Sorry, but politically-correct terms like “person with HIV/AIDS” are just too long to say and the acronym “PWHA” is unpronounceable. If you don’t like “victim” why not come up with an alternative – but still short-term?
Tan says
Mind you the federal government will not let you handle money matters because they can manage it more prudently until the AG had to remind them yearly about excessive leakages. The PR government had learnt it too as all federal allocations to the states are managed by appointed federal agencies.
Adrian says
Terms will be terms and eventually it boils down to how sensitive an individual or the media wants to be towards a “HIV-ian” or an “AIDS-ean” altogether. Individuals will have the freedom to choose whichever they want to use. However, if one works closely with People Living with HIV/AIDS, one eventually learns to be sensitive with the terms one uses. There’s no harm to make that little effort of being sensitive to a PLWHA.
Martin Choo says
Perhaps it was unfortunate that I used the comparison of HIV and cancer. I think it detracted somewhat from the meaning I wished to convey.
What I had intended to say is that the term “victim” connotes helplessness in the face of adversity. It takes away the courage and resilience many people living with HIV, and cancer, have shown towards overcoming significant challenges.
Neither is it my intention to denounce the view that some people living with HIV may indeed see themselves as victims. If ‘victim’ is how they would like to describe their experiences, then they have every right to do so.

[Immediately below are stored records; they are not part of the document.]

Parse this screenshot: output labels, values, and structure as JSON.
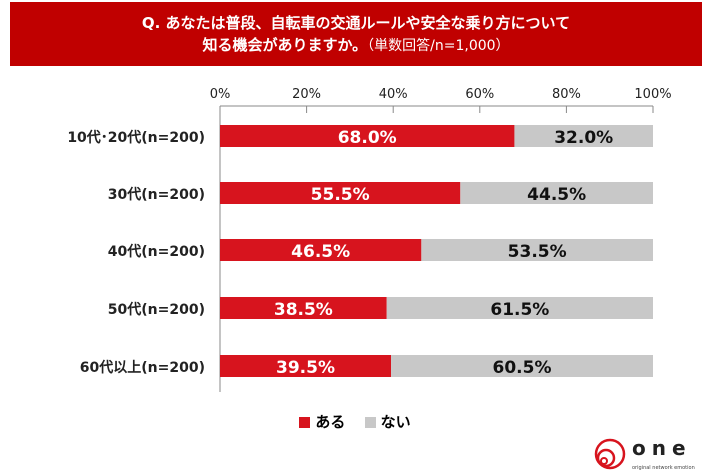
{
  "header": {
    "line1": "Q. あなたは普段、自転車の交通ルールや安全な乗り方について",
    "line2": "知る機会がありますか。",
    "note": "（単数回答/n=1,000）"
  },
  "chart_data": {
    "type": "bar",
    "stacked": true,
    "orientation": "horizontal",
    "categories": [
      "10代･20代(n=200)",
      "30代(n=200)",
      "40代(n=200)",
      "50代(n=200)",
      "60代以上(n=200)"
    ],
    "series": [
      {
        "name": "ある",
        "values": [
          68.0,
          55.5,
          46.5,
          38.5,
          39.5
        ],
        "color": "#d7141e"
      },
      {
        "name": "ない",
        "values": [
          32.0,
          44.5,
          53.5,
          61.5,
          60.5
        ],
        "color": "#c8c8c8"
      }
    ],
    "xticks": [
      "0%",
      "20%",
      "40%",
      "60%",
      "80%",
      "100%"
    ],
    "xlim": [
      0,
      100
    ],
    "legend": "bottom"
  },
  "logo": {
    "text": "one",
    "tagline": "original network emotion"
  }
}
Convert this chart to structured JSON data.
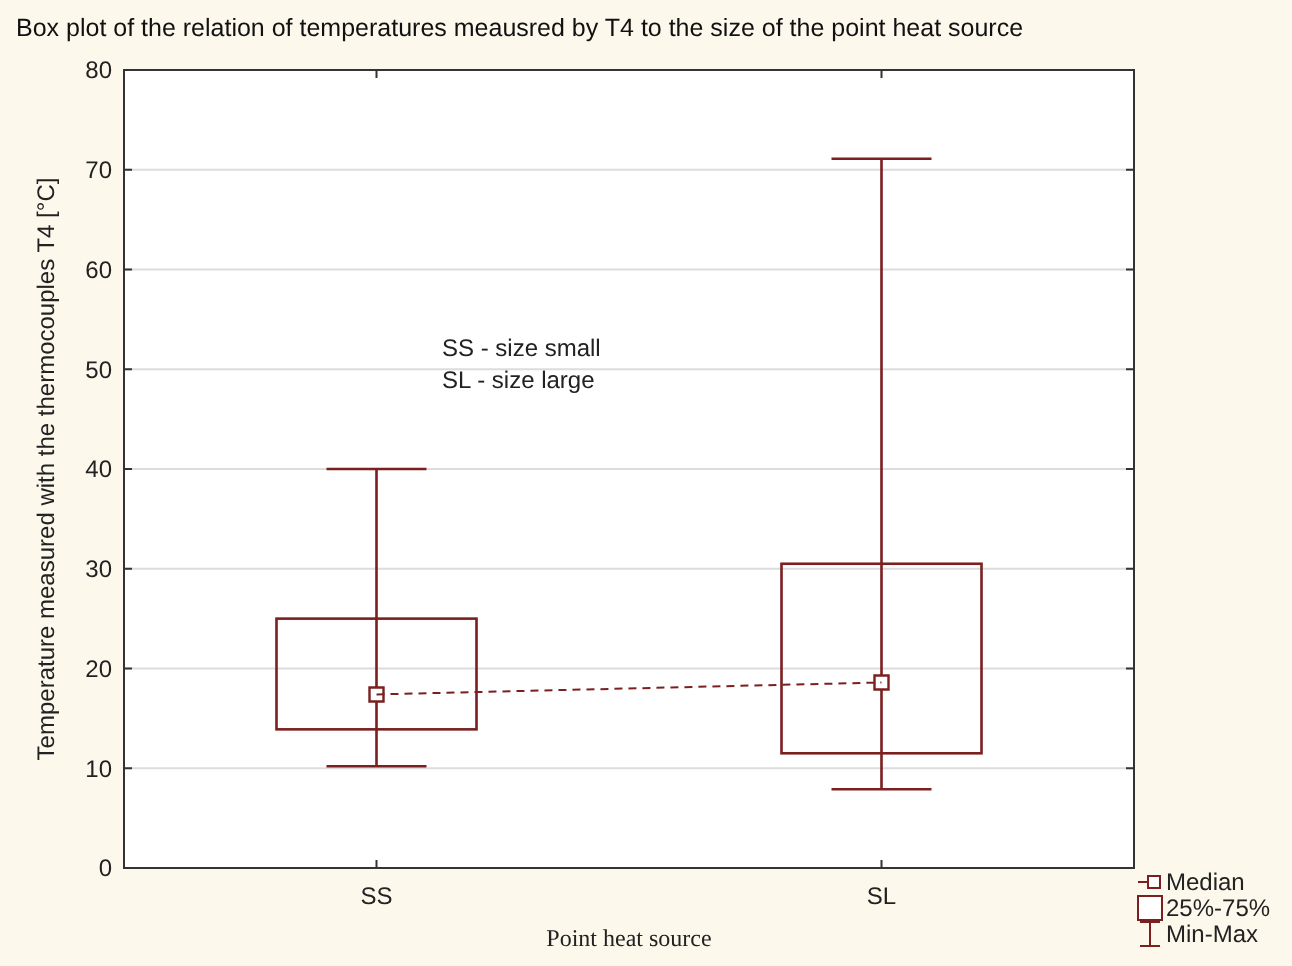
{
  "chart_data": {
    "type": "box",
    "title": "Box plot of the relation of temperatures meausred by T4 to the size of the point heat source",
    "xlabel": "Point heat source",
    "ylabel": "Temperature measured with the thermocouples T4 [°C]",
    "categories": [
      "SS",
      "SL"
    ],
    "ylim": [
      0,
      80
    ],
    "yticks": [
      0,
      10,
      20,
      30,
      40,
      50,
      60,
      70,
      80
    ],
    "grid": "y",
    "legend": "bottom right",
    "annotations": [
      "SS - size small",
      "SL - size large",
      "Median",
      "Min-Max"
    ],
    "series": [
      {
        "name": "25%-75%",
        "color": "#7b1f1f",
        "boxes": [
          {
            "low": 10.2,
            "q1": 13.9,
            "median": 17.4,
            "q3": 25,
            "high": 40
          },
          {
            "low": 7.9,
            "q1": 11.5,
            "median": 18.6,
            "q3": 30.5,
            "high": 71.1
          }
        ]
      },
      {
        "type": "line",
        "color": "#7b1f1f",
        "values": [
          17.4,
          18.6
        ],
        "line_style": "dashed"
      }
    ]
  }
}
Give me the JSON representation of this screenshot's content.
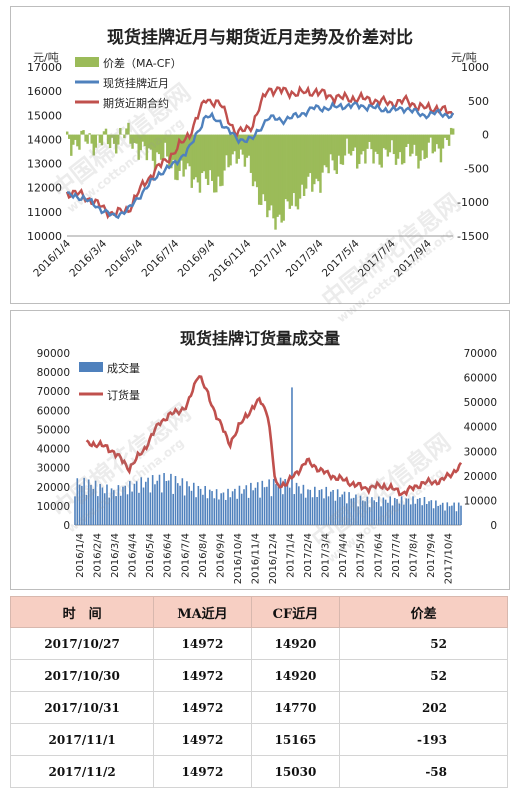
{
  "chart1": {
    "title": "现货挂牌近月与期货近月走势及价差对比",
    "ylabel_left": "元/吨",
    "ylabel_right": "元/吨",
    "y_left_ticks": [
      "10000",
      "11000",
      "12000",
      "13000",
      "14000",
      "15000",
      "16000",
      "17000"
    ],
    "y_right_ticks": [
      "-1500",
      "-1000",
      "-500",
      "0",
      "500",
      "1000"
    ],
    "x_ticks": [
      "2016/1/4",
      "2016/3/4",
      "2016/5/4",
      "2016/7/4",
      "2016/9/4",
      "2016/11/4",
      "2017/1/4",
      "2017/3/4",
      "2017/5/4",
      "2017/7/4",
      "2017/9/4"
    ],
    "legend": [
      "价差（MA-CF）",
      "现货挂牌近月",
      "期货近期合约"
    ],
    "colors": {
      "spread": "#9bbb59",
      "spot": "#4f81bd",
      "futures": "#c0504d"
    }
  },
  "chart2": {
    "title": "现货挂牌订货量成交量",
    "y_left_ticks": [
      "0",
      "10000",
      "20000",
      "30000",
      "40000",
      "50000",
      "60000",
      "70000",
      "80000",
      "90000"
    ],
    "y_right_ticks": [
      "0",
      "10000",
      "20000",
      "30000",
      "40000",
      "50000",
      "60000",
      "70000"
    ],
    "x_ticks": [
      "2016/1/4",
      "2016/2/4",
      "2016/3/4",
      "2016/4/4",
      "2016/5/4",
      "2016/6/4",
      "2016/7/4",
      "2016/8/4",
      "2016/9/4",
      "2016/10/4",
      "2016/11/4",
      "2016/12/4",
      "2017/1/4",
      "2017/2/4",
      "2017/3/4",
      "2017/4/4",
      "2017/5/4",
      "2017/6/4",
      "2017/7/4",
      "2017/8/4",
      "2017/9/4",
      "2017/10/4"
    ],
    "legend": [
      "成交量",
      "订货量"
    ],
    "colors": {
      "volume": "#4f81bd",
      "orders": "#c0504d"
    }
  },
  "chart_data": [
    {
      "type": "line",
      "title": "现货挂牌近月与期货近月走势及价差对比",
      "ylabel": "元/吨",
      "ylim": [
        10000,
        17000
      ],
      "y2lim": [
        -1500,
        1000
      ],
      "x_range": [
        "2016/1/4",
        "2017/11/2"
      ],
      "series": [
        {
          "name": "现货挂牌近月",
          "axis": "left",
          "x_frac": [
            0.0,
            0.04,
            0.08,
            0.12,
            0.16,
            0.2,
            0.24,
            0.28,
            0.32,
            0.36,
            0.4,
            0.44,
            0.48,
            0.52,
            0.56,
            0.6,
            0.64,
            0.68,
            0.72,
            0.76,
            0.8,
            0.84,
            0.88,
            0.92,
            0.96,
            1.0
          ],
          "values": [
            11700,
            11600,
            11200,
            10800,
            11100,
            11900,
            12600,
            13000,
            13700,
            15000,
            14700,
            14000,
            14000,
            14900,
            14800,
            15000,
            15300,
            15300,
            15400,
            15400,
            15300,
            15200,
            15300,
            15000,
            15100,
            14972
          ]
        },
        {
          "name": "期货近期合约",
          "axis": "left",
          "x_frac": [
            0.0,
            0.04,
            0.08,
            0.12,
            0.16,
            0.2,
            0.24,
            0.28,
            0.32,
            0.36,
            0.4,
            0.44,
            0.48,
            0.52,
            0.56,
            0.6,
            0.64,
            0.68,
            0.72,
            0.76,
            0.8,
            0.84,
            0.88,
            0.92,
            0.96,
            1.0
          ],
          "values": [
            11800,
            11700,
            11300,
            10900,
            11100,
            12200,
            12900,
            13500,
            14300,
            15700,
            15400,
            14200,
            14600,
            16100,
            16000,
            15900,
            16000,
            15800,
            15700,
            15700,
            15600,
            15500,
            15600,
            15300,
            15300,
            15030
          ]
        },
        {
          "name": "价差（MA-CF）",
          "type": "area",
          "axis": "right",
          "x_frac": [
            0.0,
            0.04,
            0.08,
            0.12,
            0.16,
            0.2,
            0.24,
            0.28,
            0.32,
            0.36,
            0.4,
            0.44,
            0.48,
            0.52,
            0.56,
            0.6,
            0.64,
            0.68,
            0.72,
            0.76,
            0.8,
            0.84,
            0.88,
            0.92,
            0.96,
            1.0
          ],
          "values": [
            -100,
            -100,
            -100,
            -100,
            0,
            -300,
            -300,
            -500,
            -600,
            -700,
            -700,
            -200,
            -600,
            -1200,
            -1200,
            -900,
            -700,
            -500,
            -300,
            -300,
            -300,
            -300,
            -300,
            -300,
            -200,
            -58
          ]
        }
      ]
    },
    {
      "type": "bar",
      "title": "现货挂牌订货量成交量",
      "ylim": [
        0,
        90000
      ],
      "y2lim": [
        0,
        70000
      ],
      "x_range": [
        "2016/1/4",
        "2017/11/2"
      ],
      "series": [
        {
          "name": "成交量",
          "axis": "left",
          "type": "bar",
          "x_frac": [
            0.03,
            0.1,
            0.17,
            0.24,
            0.31,
            0.38,
            0.45,
            0.52,
            0.56,
            0.6,
            0.65,
            0.7,
            0.75,
            0.8,
            0.85,
            0.9,
            0.95,
            1.0
          ],
          "values": [
            25000,
            20000,
            25000,
            28000,
            22000,
            18000,
            22000,
            25000,
            25000,
            20000,
            20000,
            18000,
            15000,
            15000,
            15000,
            15000,
            12000,
            12000
          ]
        },
        {
          "name": "订货量",
          "axis": "right",
          "type": "line",
          "x_frac": [
            0.03,
            0.06,
            0.1,
            0.14,
            0.18,
            0.22,
            0.26,
            0.29,
            0.32,
            0.36,
            0.4,
            0.44,
            0.48,
            0.5,
            0.52,
            0.55,
            0.6,
            0.65,
            0.7,
            0.75,
            0.8,
            0.85,
            0.9,
            0.95,
            1.0
          ],
          "values": [
            33000,
            33000,
            30000,
            23000,
            31000,
            42000,
            46000,
            48000,
            62000,
            47000,
            33000,
            44000,
            51000,
            45000,
            16000,
            17000,
            26000,
            21000,
            18000,
            15000,
            16000,
            13000,
            17000,
            18000,
            24000
          ]
        }
      ]
    }
  ],
  "table": {
    "headers": [
      "时　间",
      "MA近月",
      "CF近月",
      "价差"
    ],
    "rows": [
      [
        "2017/10/27",
        "14972",
        "14920",
        "52"
      ],
      [
        "2017/10/30",
        "14972",
        "14920",
        "52"
      ],
      [
        "2017/10/31",
        "14972",
        "14770",
        "202"
      ],
      [
        "2017/11/1",
        "14972",
        "15165",
        "-193"
      ],
      [
        "2017/11/2",
        "14972",
        "15030",
        "-58"
      ]
    ]
  },
  "watermark": {
    "text": "中国棉花信息网",
    "url": "www.cottonchina.org"
  }
}
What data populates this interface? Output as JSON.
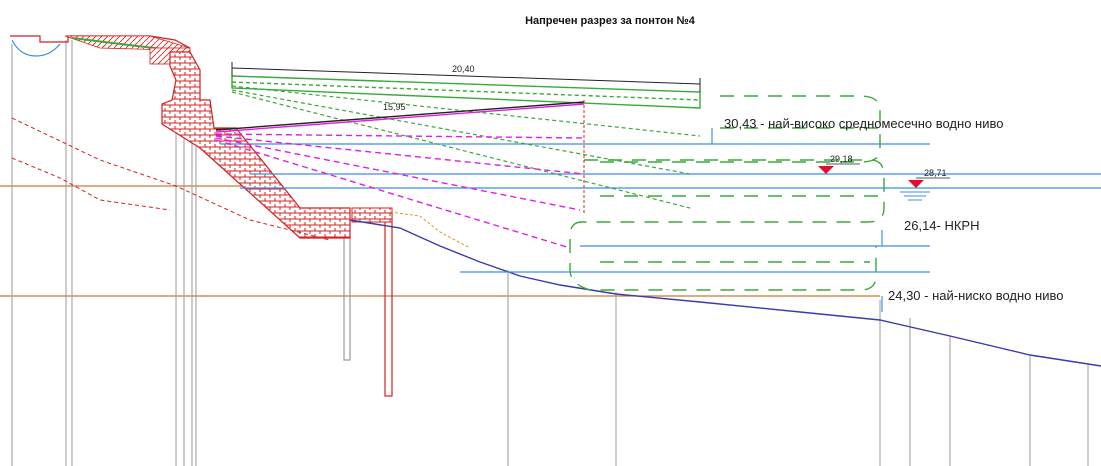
{
  "title": "Напречен разрез за понтон №4",
  "dimensions": {
    "pontoon_length": "20,40",
    "inner_length": "15,95"
  },
  "levels": {
    "highest": "30,43 - най-високо средномесечно водно ниво",
    "mark_a": "29,18",
    "mark_b": "28,71",
    "nkrn": "26,14- НКРН",
    "lowest": "24,30 - най-ниско водно ниво"
  },
  "colors": {
    "water": "#3d8ee8",
    "seabed": "#3a3aa8",
    "wall": "#d42020",
    "pontoon": "#3aa83a",
    "gangway": "#e020e0",
    "ground": "#c87a3a",
    "pile": "#9a9a9a",
    "marker": "#e0102c"
  }
}
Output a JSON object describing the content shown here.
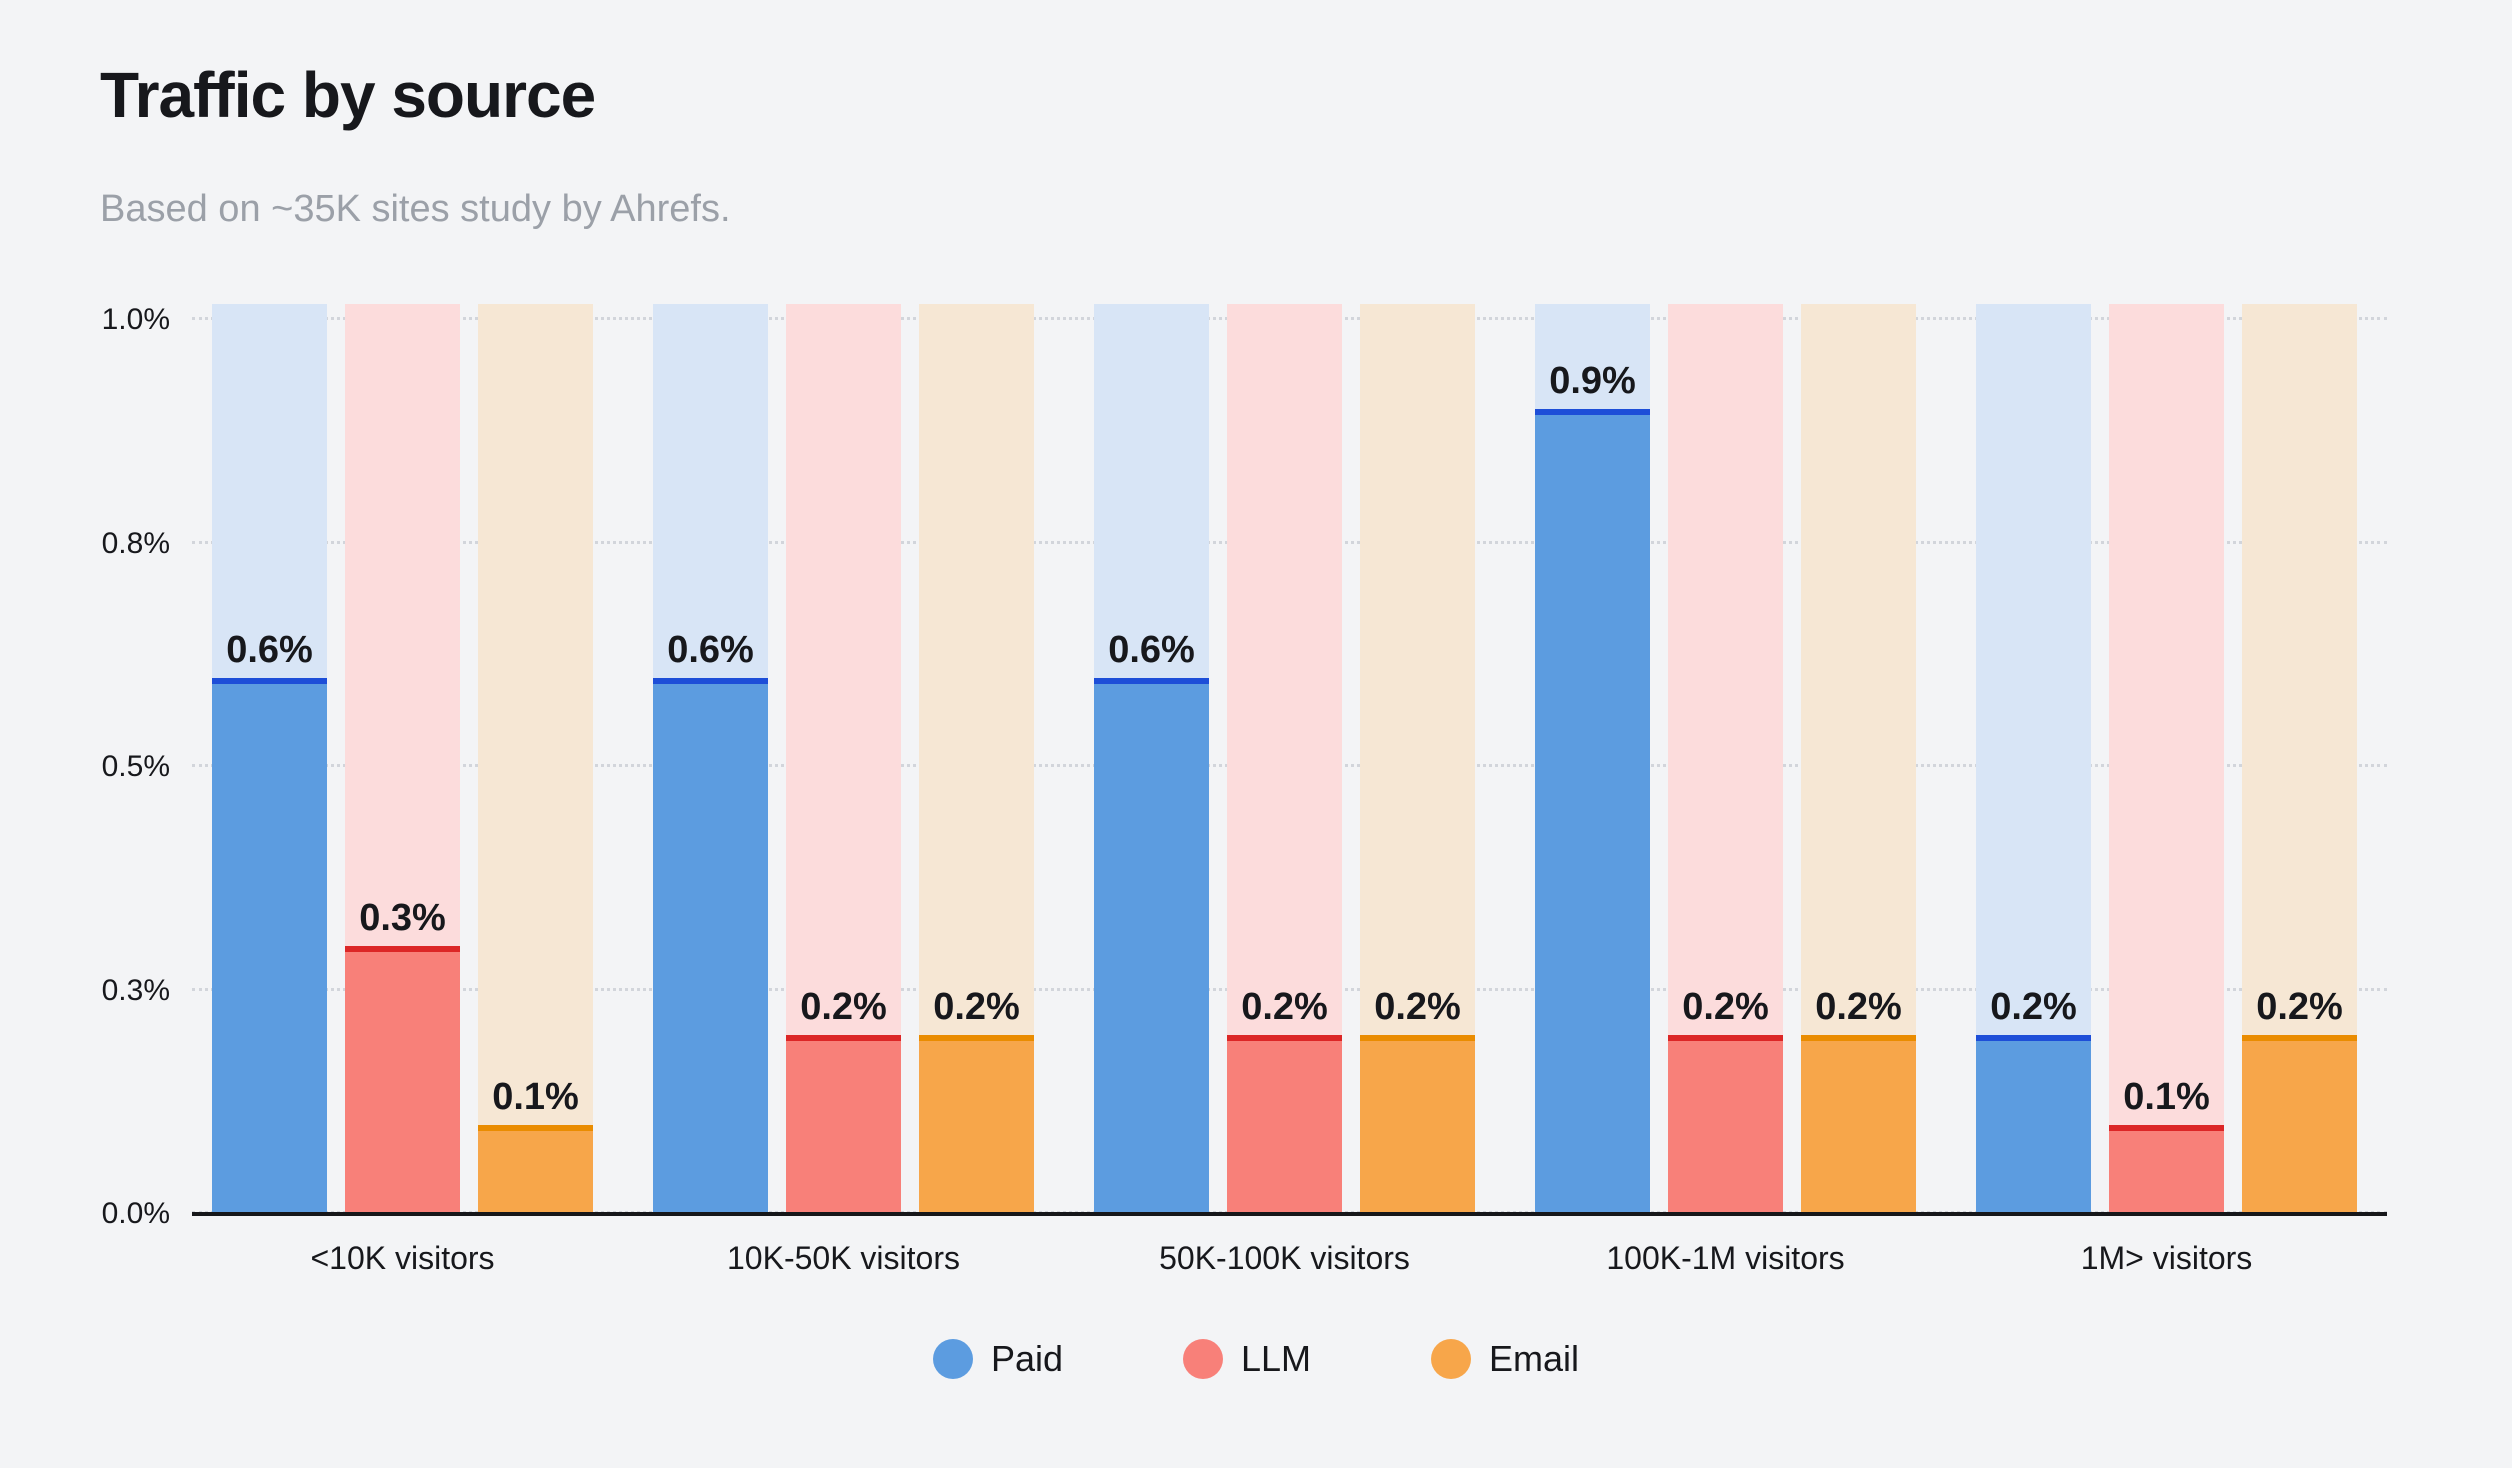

The crux of the matter is that the choice should remain with the person or group to whom the term is referring. Taking that power away from them is akin to interpreting their experiences to suit our needs. That is hardly fair and, in my opinion, accurate reporting.
In the final analysis, it is not a matter of political correctness but about empowerment of a group of people to whom societies the world over as well as our own have inflicted tremendous amounts of stigma. Surely they deserve a neutral description however badly the words may trip off our tongues.